Filipe Felizardo is a philosophy student, artist, and musician from Lisbon with an informal education in film, comics, and musical pedagogy. They founded Antumbra Publishing House, dedicated to photography and to Portuguese translations of neo-rationalist thought. Of the latter, they have published essays by Patricia Reed and Cássia Siqueira.
Since 2011 they have developed the Constructive Listening Workshop, a pedagogical practice for the introduction of music and philosophy from ages 3 to 12.
Their current research in Critical Philosophy at the New Centre for Research & Practice focuses on systematic reconceptions of learning and alienation, as understood from the workspaces of inferentialism, Marxist activity-approach, and anti-vitalism. Their current project, “Paideia2: The Formation of the Inhuman”, aims to propose the concept of radical universalism as a meta-concept for a revised and revisable pedagogy, locating the possibility of overcoming capitalism in the formation of agency.
Felizardo is also working on a comics adaptation of Peter Wolfendale's “Essay on Transcendental Realism” and translations of essays by Wilfrid Sellars and Rob Lucas.
Website and Links: Blog: https://evenprometheusstartedsmall.wordpress.com/ , Instagram: @antumbra_philebus
Project:
The upcoming paper is to be considered a part of a larger project, titled “Paideia2 – The Formation of the Inhuman”, currently being developed for the New Centre of Research & Practice's Certificate Program in Critical Philosophy. That project's main aim is to propose a philosophy of pedagogy under the lens of a meta-concept of radical universalism, as derived from research on and the works of Ilyenkov and Vygotsky, and aided by Postone's accounts of labour, history, and value, in order to interrogate contemporary logics of pedagogy. At the end, it should be able to propose Girard's linear logic as a strong contender for the logic of learning, as well as map such an organon onto Plato's concept of mixture and its importance for realizing ever newer forms of the human.
Specifically, this paper will look at modes of social reproduction enmeshed with the meta-concept of paideia – the enforming, bildung, or formation of the human as the formation of intelligence. We will ask if the formation of the human-particular can be seen instead as a social transformation of intelligence isomorphic to an account of learning as transformation of the human-universal.
For this aim, we will consider 'formation' as a mode of production. As such, it will be critiqued as the mode of production of intelligence. This will be done by positing a labor-based mode of production in pedagogy, under the conceptual framework of Postone's 'Time, Labor & Social Domination'. Afterward, we will analyse it alongside an alternative mode – that of activity, as proposed by Evald Ilyenkov's account of human activity. Moreover, we will pin-point the money form as that which will allow us to emancipate labor-based pedagogy into activity-based pedagogy, where this abstraction's engine can be modelled as a form of the human constituted as realizer of intelligibilities, which is in turn realized and made intelligible anew by these.

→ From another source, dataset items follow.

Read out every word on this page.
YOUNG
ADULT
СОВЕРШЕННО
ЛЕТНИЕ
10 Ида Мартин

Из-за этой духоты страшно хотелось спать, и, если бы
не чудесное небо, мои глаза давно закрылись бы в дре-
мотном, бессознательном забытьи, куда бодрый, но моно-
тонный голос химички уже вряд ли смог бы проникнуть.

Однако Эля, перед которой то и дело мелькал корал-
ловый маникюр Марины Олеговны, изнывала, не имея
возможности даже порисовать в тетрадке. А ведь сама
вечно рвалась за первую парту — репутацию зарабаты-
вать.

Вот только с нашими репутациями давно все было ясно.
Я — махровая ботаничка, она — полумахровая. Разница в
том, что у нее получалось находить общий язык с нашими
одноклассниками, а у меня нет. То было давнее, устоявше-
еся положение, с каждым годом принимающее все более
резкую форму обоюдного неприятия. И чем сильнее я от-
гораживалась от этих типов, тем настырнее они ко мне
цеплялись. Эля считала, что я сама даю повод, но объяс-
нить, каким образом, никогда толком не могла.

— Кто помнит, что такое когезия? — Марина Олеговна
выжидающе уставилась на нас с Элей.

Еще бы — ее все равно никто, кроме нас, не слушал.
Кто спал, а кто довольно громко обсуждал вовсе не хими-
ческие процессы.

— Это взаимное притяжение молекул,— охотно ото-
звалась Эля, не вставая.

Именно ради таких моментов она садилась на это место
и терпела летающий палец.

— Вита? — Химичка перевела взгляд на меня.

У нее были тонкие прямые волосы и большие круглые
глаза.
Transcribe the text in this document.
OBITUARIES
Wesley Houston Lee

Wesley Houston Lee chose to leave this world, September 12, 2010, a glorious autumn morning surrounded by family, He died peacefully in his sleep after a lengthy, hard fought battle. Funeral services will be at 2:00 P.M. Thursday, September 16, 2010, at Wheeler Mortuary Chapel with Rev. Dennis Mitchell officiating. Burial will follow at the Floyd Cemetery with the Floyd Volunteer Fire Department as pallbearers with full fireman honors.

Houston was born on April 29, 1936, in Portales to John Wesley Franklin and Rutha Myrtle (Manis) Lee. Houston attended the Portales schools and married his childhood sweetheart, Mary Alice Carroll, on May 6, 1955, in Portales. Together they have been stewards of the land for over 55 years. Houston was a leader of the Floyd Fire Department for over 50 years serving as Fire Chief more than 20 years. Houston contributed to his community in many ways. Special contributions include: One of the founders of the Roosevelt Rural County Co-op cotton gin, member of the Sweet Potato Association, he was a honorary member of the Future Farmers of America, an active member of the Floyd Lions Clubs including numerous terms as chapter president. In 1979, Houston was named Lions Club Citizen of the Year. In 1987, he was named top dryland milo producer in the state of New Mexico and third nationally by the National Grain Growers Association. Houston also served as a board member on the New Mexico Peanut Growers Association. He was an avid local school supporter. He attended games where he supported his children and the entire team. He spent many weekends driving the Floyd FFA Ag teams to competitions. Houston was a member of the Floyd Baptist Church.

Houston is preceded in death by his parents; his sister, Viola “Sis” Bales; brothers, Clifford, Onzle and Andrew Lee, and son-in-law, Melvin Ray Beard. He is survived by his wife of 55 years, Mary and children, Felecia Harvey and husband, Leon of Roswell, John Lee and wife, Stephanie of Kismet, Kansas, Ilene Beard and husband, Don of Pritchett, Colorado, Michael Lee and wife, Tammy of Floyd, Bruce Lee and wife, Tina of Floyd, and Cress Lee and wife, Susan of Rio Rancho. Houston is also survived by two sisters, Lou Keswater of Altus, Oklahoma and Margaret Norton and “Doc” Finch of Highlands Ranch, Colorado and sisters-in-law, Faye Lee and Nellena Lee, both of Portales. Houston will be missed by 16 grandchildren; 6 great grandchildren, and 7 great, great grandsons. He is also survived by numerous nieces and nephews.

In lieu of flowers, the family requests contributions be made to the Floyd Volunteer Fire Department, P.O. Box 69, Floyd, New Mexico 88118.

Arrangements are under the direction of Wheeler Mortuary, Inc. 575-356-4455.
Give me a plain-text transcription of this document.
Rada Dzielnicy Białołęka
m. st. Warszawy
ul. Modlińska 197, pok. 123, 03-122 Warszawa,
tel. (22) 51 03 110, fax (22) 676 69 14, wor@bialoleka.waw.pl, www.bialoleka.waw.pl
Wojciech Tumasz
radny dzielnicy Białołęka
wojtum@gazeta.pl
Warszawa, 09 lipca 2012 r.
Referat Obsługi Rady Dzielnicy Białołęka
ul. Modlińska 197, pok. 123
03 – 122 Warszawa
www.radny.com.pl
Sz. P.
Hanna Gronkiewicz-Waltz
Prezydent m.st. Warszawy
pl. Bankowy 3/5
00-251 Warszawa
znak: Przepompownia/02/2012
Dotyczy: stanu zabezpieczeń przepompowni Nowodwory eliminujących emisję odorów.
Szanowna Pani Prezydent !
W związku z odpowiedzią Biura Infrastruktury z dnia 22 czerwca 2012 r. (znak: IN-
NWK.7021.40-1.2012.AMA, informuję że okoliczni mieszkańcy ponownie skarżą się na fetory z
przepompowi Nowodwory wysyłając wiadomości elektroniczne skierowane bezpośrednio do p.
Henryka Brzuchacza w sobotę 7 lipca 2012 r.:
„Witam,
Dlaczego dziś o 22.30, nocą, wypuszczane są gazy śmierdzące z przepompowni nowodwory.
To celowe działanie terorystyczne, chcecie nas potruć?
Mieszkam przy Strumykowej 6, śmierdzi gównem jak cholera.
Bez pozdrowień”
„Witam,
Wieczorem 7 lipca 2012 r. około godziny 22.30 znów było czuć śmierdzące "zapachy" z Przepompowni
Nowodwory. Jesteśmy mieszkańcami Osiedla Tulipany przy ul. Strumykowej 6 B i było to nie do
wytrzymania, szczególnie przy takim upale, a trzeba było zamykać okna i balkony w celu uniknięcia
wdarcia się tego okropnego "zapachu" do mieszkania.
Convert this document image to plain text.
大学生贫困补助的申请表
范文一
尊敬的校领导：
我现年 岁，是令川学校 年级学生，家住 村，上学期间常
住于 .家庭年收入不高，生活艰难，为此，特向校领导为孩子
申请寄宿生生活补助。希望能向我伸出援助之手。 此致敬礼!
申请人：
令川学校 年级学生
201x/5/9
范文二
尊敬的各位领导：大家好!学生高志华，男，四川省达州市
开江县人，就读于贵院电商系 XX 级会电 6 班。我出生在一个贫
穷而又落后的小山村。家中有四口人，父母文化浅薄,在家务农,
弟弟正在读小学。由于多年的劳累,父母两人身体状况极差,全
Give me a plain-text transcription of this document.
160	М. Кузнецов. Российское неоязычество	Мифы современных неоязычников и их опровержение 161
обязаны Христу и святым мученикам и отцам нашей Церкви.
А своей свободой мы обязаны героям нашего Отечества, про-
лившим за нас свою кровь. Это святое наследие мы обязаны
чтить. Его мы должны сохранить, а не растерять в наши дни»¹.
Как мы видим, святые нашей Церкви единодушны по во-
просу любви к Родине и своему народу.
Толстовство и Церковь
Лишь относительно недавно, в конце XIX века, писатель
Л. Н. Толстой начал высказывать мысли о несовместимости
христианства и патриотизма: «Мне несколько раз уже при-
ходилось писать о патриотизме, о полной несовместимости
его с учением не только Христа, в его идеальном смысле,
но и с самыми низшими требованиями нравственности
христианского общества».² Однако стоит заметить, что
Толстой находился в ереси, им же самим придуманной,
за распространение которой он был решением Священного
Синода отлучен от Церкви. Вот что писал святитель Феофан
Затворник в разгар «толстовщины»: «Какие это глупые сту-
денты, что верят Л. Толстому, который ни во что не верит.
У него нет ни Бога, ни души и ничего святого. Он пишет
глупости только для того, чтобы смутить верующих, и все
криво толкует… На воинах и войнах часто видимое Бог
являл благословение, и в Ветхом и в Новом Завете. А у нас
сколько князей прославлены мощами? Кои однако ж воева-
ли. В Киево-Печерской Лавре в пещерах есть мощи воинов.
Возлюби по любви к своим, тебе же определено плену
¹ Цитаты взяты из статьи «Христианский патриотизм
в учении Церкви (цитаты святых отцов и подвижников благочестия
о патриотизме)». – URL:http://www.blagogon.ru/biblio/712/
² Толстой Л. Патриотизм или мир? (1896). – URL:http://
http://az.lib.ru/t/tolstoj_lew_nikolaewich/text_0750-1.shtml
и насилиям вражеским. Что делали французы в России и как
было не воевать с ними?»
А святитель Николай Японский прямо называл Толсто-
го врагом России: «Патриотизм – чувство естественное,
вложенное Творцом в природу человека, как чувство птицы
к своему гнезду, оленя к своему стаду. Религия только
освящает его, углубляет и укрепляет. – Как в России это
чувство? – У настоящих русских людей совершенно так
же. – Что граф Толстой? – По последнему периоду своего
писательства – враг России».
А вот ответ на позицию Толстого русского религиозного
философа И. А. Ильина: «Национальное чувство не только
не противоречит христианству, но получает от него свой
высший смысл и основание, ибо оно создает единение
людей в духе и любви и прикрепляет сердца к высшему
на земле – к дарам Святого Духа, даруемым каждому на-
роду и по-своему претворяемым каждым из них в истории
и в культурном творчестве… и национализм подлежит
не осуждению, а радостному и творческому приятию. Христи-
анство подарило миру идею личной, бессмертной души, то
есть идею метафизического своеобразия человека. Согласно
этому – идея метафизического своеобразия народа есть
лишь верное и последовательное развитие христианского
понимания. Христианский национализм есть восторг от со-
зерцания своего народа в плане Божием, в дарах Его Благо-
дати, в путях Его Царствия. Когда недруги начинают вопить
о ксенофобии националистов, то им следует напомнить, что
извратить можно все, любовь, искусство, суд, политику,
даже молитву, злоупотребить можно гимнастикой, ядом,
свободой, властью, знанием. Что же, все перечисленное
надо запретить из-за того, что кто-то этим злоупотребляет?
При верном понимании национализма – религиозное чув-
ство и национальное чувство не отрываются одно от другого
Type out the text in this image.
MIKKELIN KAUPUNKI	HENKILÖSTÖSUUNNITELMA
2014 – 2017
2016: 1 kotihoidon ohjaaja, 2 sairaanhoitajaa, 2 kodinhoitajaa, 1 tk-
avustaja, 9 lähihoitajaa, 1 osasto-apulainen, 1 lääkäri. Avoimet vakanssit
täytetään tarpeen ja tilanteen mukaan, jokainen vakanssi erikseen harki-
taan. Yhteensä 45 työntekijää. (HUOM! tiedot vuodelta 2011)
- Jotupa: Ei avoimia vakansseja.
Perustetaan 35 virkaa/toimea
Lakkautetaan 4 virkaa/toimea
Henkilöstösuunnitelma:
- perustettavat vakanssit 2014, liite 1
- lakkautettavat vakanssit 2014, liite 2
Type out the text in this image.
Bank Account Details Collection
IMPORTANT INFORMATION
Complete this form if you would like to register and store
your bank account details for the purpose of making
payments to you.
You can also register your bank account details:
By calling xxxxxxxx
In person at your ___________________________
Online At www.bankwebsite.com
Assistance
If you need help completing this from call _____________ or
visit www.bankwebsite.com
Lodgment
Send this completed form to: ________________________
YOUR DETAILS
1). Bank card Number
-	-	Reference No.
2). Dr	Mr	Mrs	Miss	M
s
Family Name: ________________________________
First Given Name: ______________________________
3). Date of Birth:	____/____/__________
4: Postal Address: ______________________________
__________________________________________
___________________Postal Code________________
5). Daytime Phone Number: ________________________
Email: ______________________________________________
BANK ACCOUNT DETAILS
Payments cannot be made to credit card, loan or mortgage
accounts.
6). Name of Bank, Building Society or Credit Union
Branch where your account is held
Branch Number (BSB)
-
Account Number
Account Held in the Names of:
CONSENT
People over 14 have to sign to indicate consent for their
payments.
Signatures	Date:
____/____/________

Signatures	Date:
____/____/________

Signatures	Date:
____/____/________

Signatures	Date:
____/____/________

With these modes of production having been made transparent to themselves, we will propose that each has its underlying logic, and map it accordingly. On account of the strong import of modal logic in social reproduction and the synthetising impact this has on the formation of intelligent agents, their self-conception as social individuals and especially the self-conception of their agency and its import on reality, these results will be considered under the framework of an enlargened modality. Here, necessity, possibility, and contingency are augmented by intelligibility and realizability, as to provide a clearer view of each pedagogical logic's methodology and its purported results.
It will be claimed that a labor-based pedagogical mode of production operates under a formalist logic framework – demonstrative, apodictic, merely syntactic, and abstract. On the other hand, the activity-based pedagogical mode of production will appear as constructive, not apodictic, not merely syntactic, and not merely abstract. With this in mind, we will propose Jean-Yes Girard's linear logic as the best candidate for activity-based pedagogical frameworks. It will be claimed that such is the case, by virtue of linear logic's fruitfulness in terms of our augmented modality and its appropriateness to a dialectical model of the form of the human. Here, dialectical is not a progressivist prescription, but a developmental, synthetic method, wherefrom one gleans mixture, negation, and clarity. As such, linear logic appears appropriate to a pedagogical framework hinging upon revisable grounds, transparency, and the formation of emancipated agents who can emancipate - transform - the framework itself.